Princess of Asturias Award
It has been awarded to Jeffrey I. Gordon, Peter Greenberg, and American biochemist Bonnie L. Passler.
The year 2020, which is synonymous with the pandemic, showed the importance of science and the joint action of scientists. The development, in record time, of the first vaccines against the SARS-CoV-2 coronavirus, which causes the COVID-19 pandemic, is a case in point. It is not strange that The prestigious Princess of Asturias Award 2021 will be awarded to those responsible for those vaccines. Among them was Philip Felgner, who this year nominated American biologists Jeffrey I. Gordon and Peter Greenberg and American biochemist Bonnie L. Passler for this year’s prize in the 2023 Scientific and Technical Research Area and turned out to be the winner. This year’s focus is on the microbiome.
The jury for this award – convened by the Princess of Asturias Foundation – was chaired by Pedro Miguel Iquinec Landíríbar and composed of Juan Luis Ursuaga Ferreras, Miguel Delibes de Castro and Clara Grima Ruiz, among others. In accordance with the statutes of the Foundation, the prize is awarded for “work Cultivation and refinement of researchand discovery and/or invention in mathematics, astronomy, astrophysics, physics, chemistry, life sciences, medical sciences, earth and space sciences, and technological sciences, as well as the disciplines corresponding to each of these fields and related technologies.”

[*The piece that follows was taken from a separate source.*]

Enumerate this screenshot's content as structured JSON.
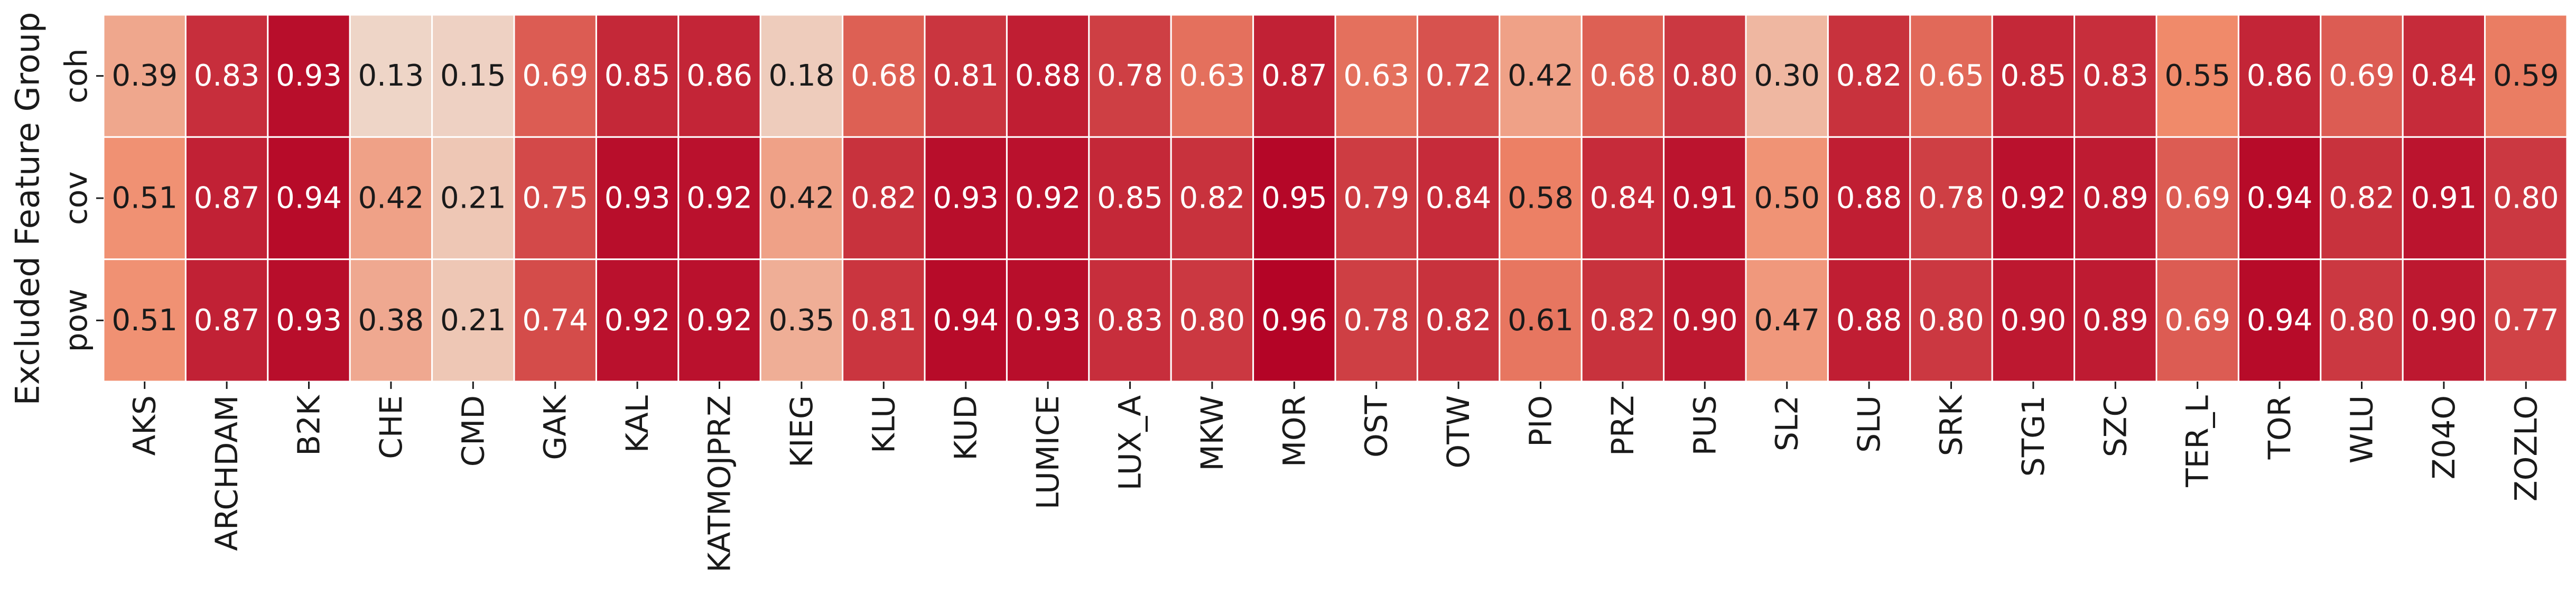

Biologist Jeffrey I. Gordon was the one A pioneer in the study of the human microbiome, the collection of microorganisms that live in our gut (tens of billions: several times more than the total number of our cells) and their impact on human health: from digestion and metabolism (diabetes, obesity, malnutrition) to neurodevelopment and immunity in children and young adults. Gordon used transgenic mice to demonstrate that intestinal epithelial cell differentiation was conditioned by environmental indicators and that Bacteroides thetaiotamicron, responsible for the production of sugars in the cells of the intestine. Thus, he showed the importance of nutrient exchange relationships between the microorganism and the host. was too who promoted the Human Microbiome Project, which made it possible to estimate the species that make up the microorganisms at about 10,000 and to sequence the genomes of more than a hundred of them to date. Later he focused on the role of the microbiome in the development of diseases such as obesity and diabetes. One of Gordon’s most interesting proposals is culturing microorganisms as an innovative treatment for improving the nutritional status of populations.

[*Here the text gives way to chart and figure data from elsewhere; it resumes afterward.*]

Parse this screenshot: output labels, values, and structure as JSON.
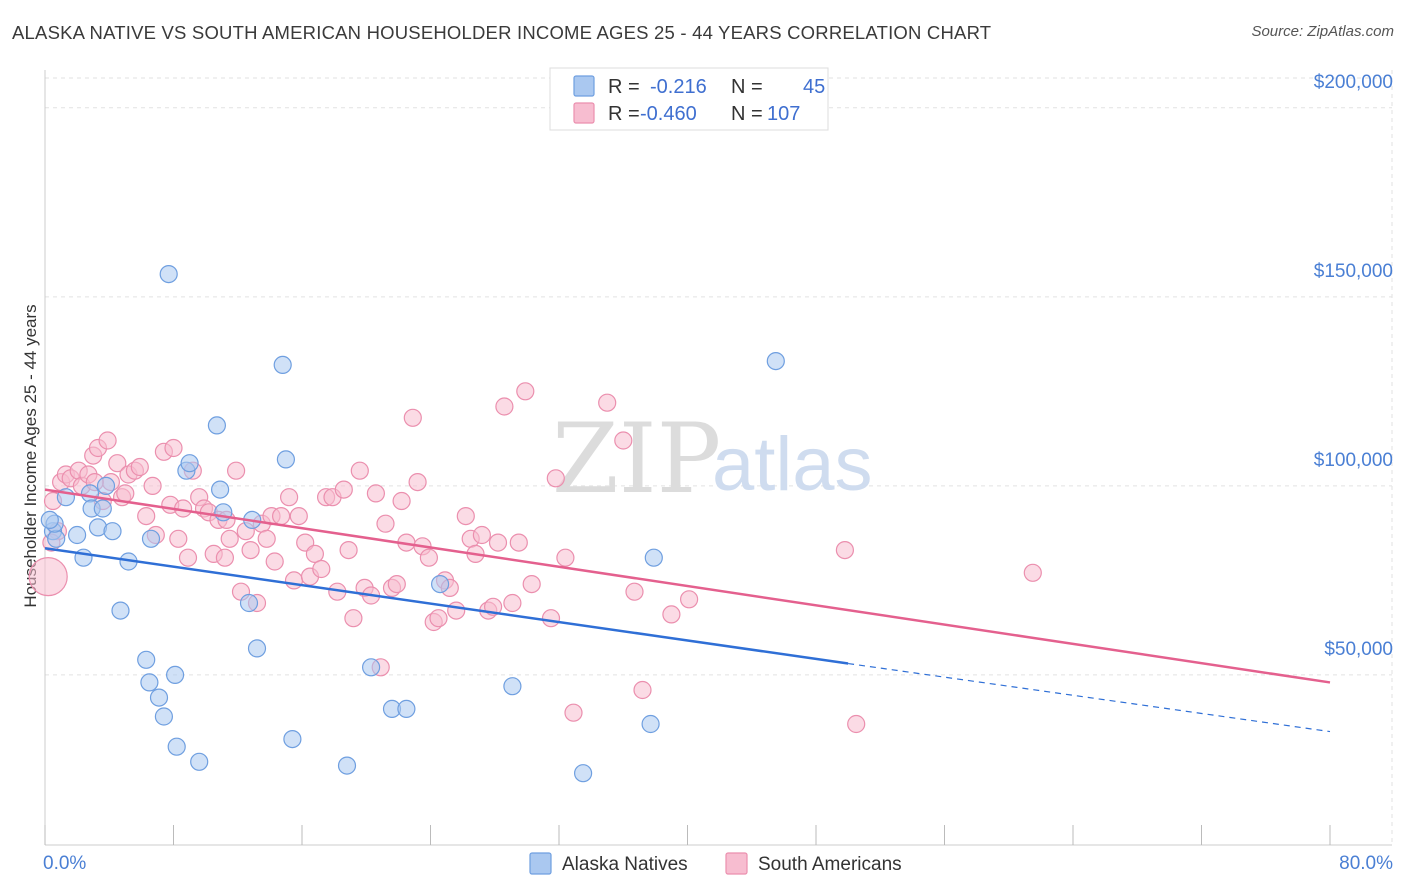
{
  "header": {
    "title": "ALASKA NATIVE VS SOUTH AMERICAN HOUSEHOLDER INCOME AGES 25 - 44 YEARS CORRELATION CHART",
    "source": "Source: ZipAtlas.com"
  },
  "watermark": {
    "zip": "ZIP",
    "atlas": "atlas"
  },
  "legend": {
    "r_label": "R =",
    "n_label": "N =",
    "rows": [
      {
        "r": "-0.216",
        "n": "45"
      },
      {
        "r": "-0.460",
        "n": "107"
      }
    ]
  },
  "chart_data": {
    "type": "scatter",
    "title": "ALASKA NATIVE VS SOUTH AMERICAN HOUSEHOLDER INCOME AGES 25 - 44 YEARS CORRELATION CHART",
    "xlabel": "",
    "ylabel": "Householder Income Ages 25 - 44 years",
    "xlim": [
      0,
      80
    ],
    "ylim": [
      5000,
      210000
    ],
    "x_tick_labels": [
      "0.0%",
      "80.0%"
    ],
    "y_ticks": [
      50000,
      100000,
      150000,
      200000
    ],
    "y_tick_labels": [
      "$50,000",
      "$100,000",
      "$150,000",
      "$200,000"
    ],
    "grid": true,
    "legend_position": "top-center",
    "colors": {
      "Alaska Natives": {
        "fill": "#aac8f0",
        "stroke": "#6f9fe0",
        "line": "#2f6fd6"
      },
      "South Americans": {
        "fill": "#f7bdd0",
        "stroke": "#eb8fae",
        "line": "#e4608e"
      }
    },
    "series": [
      {
        "name": "Alaska Natives",
        "r": -0.216,
        "n": 45,
        "trend": {
          "x0": 0,
          "y0": 83500,
          "x1": 50,
          "y1": 53000,
          "dashed_to_x": 80,
          "dashed_to_y": 35000
        },
        "points": [
          [
            0.5,
            88000
          ],
          [
            0.7,
            86000
          ],
          [
            0.6,
            90000
          ],
          [
            1.3,
            97000
          ],
          [
            2.0,
            87000
          ],
          [
            2.4,
            81000
          ],
          [
            2.8,
            98000
          ],
          [
            2.9,
            94000
          ],
          [
            3.3,
            89000
          ],
          [
            3.6,
            94000
          ],
          [
            3.8,
            100000
          ],
          [
            4.2,
            88000
          ],
          [
            4.7,
            67000
          ],
          [
            5.2,
            80000
          ],
          [
            6.3,
            54000
          ],
          [
            6.6,
            86000
          ],
          [
            6.5,
            48000
          ],
          [
            7.1,
            44000
          ],
          [
            7.4,
            39000
          ],
          [
            7.7,
            156000
          ],
          [
            8.1,
            50000
          ],
          [
            8.2,
            31000
          ],
          [
            8.8,
            104000
          ],
          [
            9.0,
            106000
          ],
          [
            9.6,
            27000
          ],
          [
            10.7,
            116000
          ],
          [
            10.9,
            99000
          ],
          [
            11.1,
            93000
          ],
          [
            12.7,
            69000
          ],
          [
            12.9,
            91000
          ],
          [
            13.2,
            57000
          ],
          [
            14.8,
            132000
          ],
          [
            15.0,
            107000
          ],
          [
            15.4,
            33000
          ],
          [
            18.8,
            26000
          ],
          [
            20.3,
            52000
          ],
          [
            21.6,
            41000
          ],
          [
            22.5,
            41000
          ],
          [
            24.6,
            74000
          ],
          [
            29.1,
            47000
          ],
          [
            33.5,
            24000
          ],
          [
            37.7,
            37000
          ],
          [
            37.9,
            81000
          ],
          [
            45.5,
            133000
          ],
          [
            0.3,
            91000
          ]
        ]
      },
      {
        "name": "South Americans",
        "r": -0.46,
        "n": 107,
        "trend": {
          "x0": 0,
          "y0": 99000,
          "x1": 80,
          "y1": 48000
        },
        "points": [
          [
            0.2,
            76000
          ],
          [
            0.5,
            96000
          ],
          [
            0.8,
            88000
          ],
          [
            1.0,
            101000
          ],
          [
            1.3,
            103000
          ],
          [
            1.6,
            102000
          ],
          [
            2.1,
            104000
          ],
          [
            2.3,
            100000
          ],
          [
            2.7,
            103000
          ],
          [
            3.0,
            108000
          ],
          [
            3.3,
            110000
          ],
          [
            3.6,
            96000
          ],
          [
            3.9,
            112000
          ],
          [
            4.1,
            101000
          ],
          [
            4.5,
            106000
          ],
          [
            4.8,
            97000
          ],
          [
            5.2,
            103000
          ],
          [
            5.6,
            104000
          ],
          [
            5.9,
            105000
          ],
          [
            6.3,
            92000
          ],
          [
            6.7,
            100000
          ],
          [
            6.9,
            87000
          ],
          [
            7.4,
            109000
          ],
          [
            7.8,
            95000
          ],
          [
            8.0,
            110000
          ],
          [
            8.3,
            86000
          ],
          [
            8.6,
            94000
          ],
          [
            8.9,
            81000
          ],
          [
            9.2,
            104000
          ],
          [
            9.6,
            97000
          ],
          [
            9.9,
            94000
          ],
          [
            10.2,
            93000
          ],
          [
            10.5,
            82000
          ],
          [
            10.8,
            91000
          ],
          [
            11.2,
            81000
          ],
          [
            11.5,
            86000
          ],
          [
            11.9,
            104000
          ],
          [
            12.2,
            72000
          ],
          [
            12.5,
            88000
          ],
          [
            12.8,
            83000
          ],
          [
            13.2,
            69000
          ],
          [
            13.5,
            90000
          ],
          [
            13.8,
            86000
          ],
          [
            14.1,
            92000
          ],
          [
            14.7,
            92000
          ],
          [
            15.2,
            97000
          ],
          [
            15.5,
            75000
          ],
          [
            15.8,
            92000
          ],
          [
            16.2,
            85000
          ],
          [
            16.5,
            76000
          ],
          [
            16.8,
            82000
          ],
          [
            17.2,
            78000
          ],
          [
            17.5,
            97000
          ],
          [
            17.9,
            97000
          ],
          [
            18.2,
            72000
          ],
          [
            18.6,
            99000
          ],
          [
            18.9,
            83000
          ],
          [
            19.2,
            65000
          ],
          [
            19.6,
            104000
          ],
          [
            19.9,
            73000
          ],
          [
            20.3,
            71000
          ],
          [
            20.6,
            98000
          ],
          [
            20.9,
            52000
          ],
          [
            21.2,
            90000
          ],
          [
            21.6,
            73000
          ],
          [
            21.9,
            74000
          ],
          [
            22.2,
            96000
          ],
          [
            22.5,
            85000
          ],
          [
            22.9,
            118000
          ],
          [
            23.2,
            101000
          ],
          [
            23.5,
            84000
          ],
          [
            23.9,
            81000
          ],
          [
            24.2,
            64000
          ],
          [
            24.9,
            75000
          ],
          [
            25.2,
            73000
          ],
          [
            25.6,
            67000
          ],
          [
            26.2,
            92000
          ],
          [
            26.5,
            86000
          ],
          [
            26.8,
            82000
          ],
          [
            27.2,
            87000
          ],
          [
            27.6,
            67000
          ],
          [
            27.9,
            68000
          ],
          [
            28.2,
            85000
          ],
          [
            28.6,
            121000
          ],
          [
            29.1,
            69000
          ],
          [
            29.5,
            85000
          ],
          [
            29.9,
            125000
          ],
          [
            30.3,
            74000
          ],
          [
            31.5,
            65000
          ],
          [
            31.8,
            102000
          ],
          [
            32.4,
            81000
          ],
          [
            32.9,
            40000
          ],
          [
            35.0,
            122000
          ],
          [
            36.0,
            112000
          ],
          [
            36.7,
            72000
          ],
          [
            37.2,
            46000
          ],
          [
            39.0,
            66000
          ],
          [
            40.1,
            70000
          ],
          [
            49.8,
            83000
          ],
          [
            50.5,
            37000
          ],
          [
            61.5,
            77000
          ],
          [
            3.1,
            101000
          ],
          [
            5.0,
            98000
          ],
          [
            14.3,
            80000
          ],
          [
            24.5,
            65000
          ],
          [
            0.4,
            85000
          ],
          [
            11.3,
            91000
          ]
        ]
      }
    ]
  },
  "bottom_legend": {
    "items": [
      {
        "label": "Alaska Natives"
      },
      {
        "label": "South Americans"
      }
    ]
  }
}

Bonnie Bassler and Everett Peter Greenberg, for their part, are pioneers in the study of communication between bacteria through the emission of certain substances, and how the formation of large groups generates different behavior than when isolated. This is called quorum sensing (a term Greenberg coined in V study scientist from 1994). The key to this behavior is that Each bacterial species has its own molecule (language), thanks to this they recognize their own kind and know when there are others around them and tend to form a community (quorum) that regulates the expression of certain genes. They both also discovered that bioluminescent bacteria Vibrio Fisheri It only produced light when it formed large groups and its members coordinated through a chemical signal. But not only that… They also showed that bacteria can emit and receive other substances for communication between different species and that there is universal substance (the “Esperanto” of bacterial languages so to speak).
Bacterial communication is important as part of the microbiota in our body because of its role in infection. From this phenomenon, molecules are developed to interfere with the contact between bacteria and thus Prevent or avoid infectionssomething that has already been demonstrated in the laboratory and could be a potential antimicrobial pathway for antibiotic-resistant bacteria.
Of the three laureates, they have more than 1,000 publications, dozens of patents, and their studies have been cited more than 350,000 times. In this edition, a total of 40 candidates from 16 nationalities competed for the Scientific and Technical Research Award.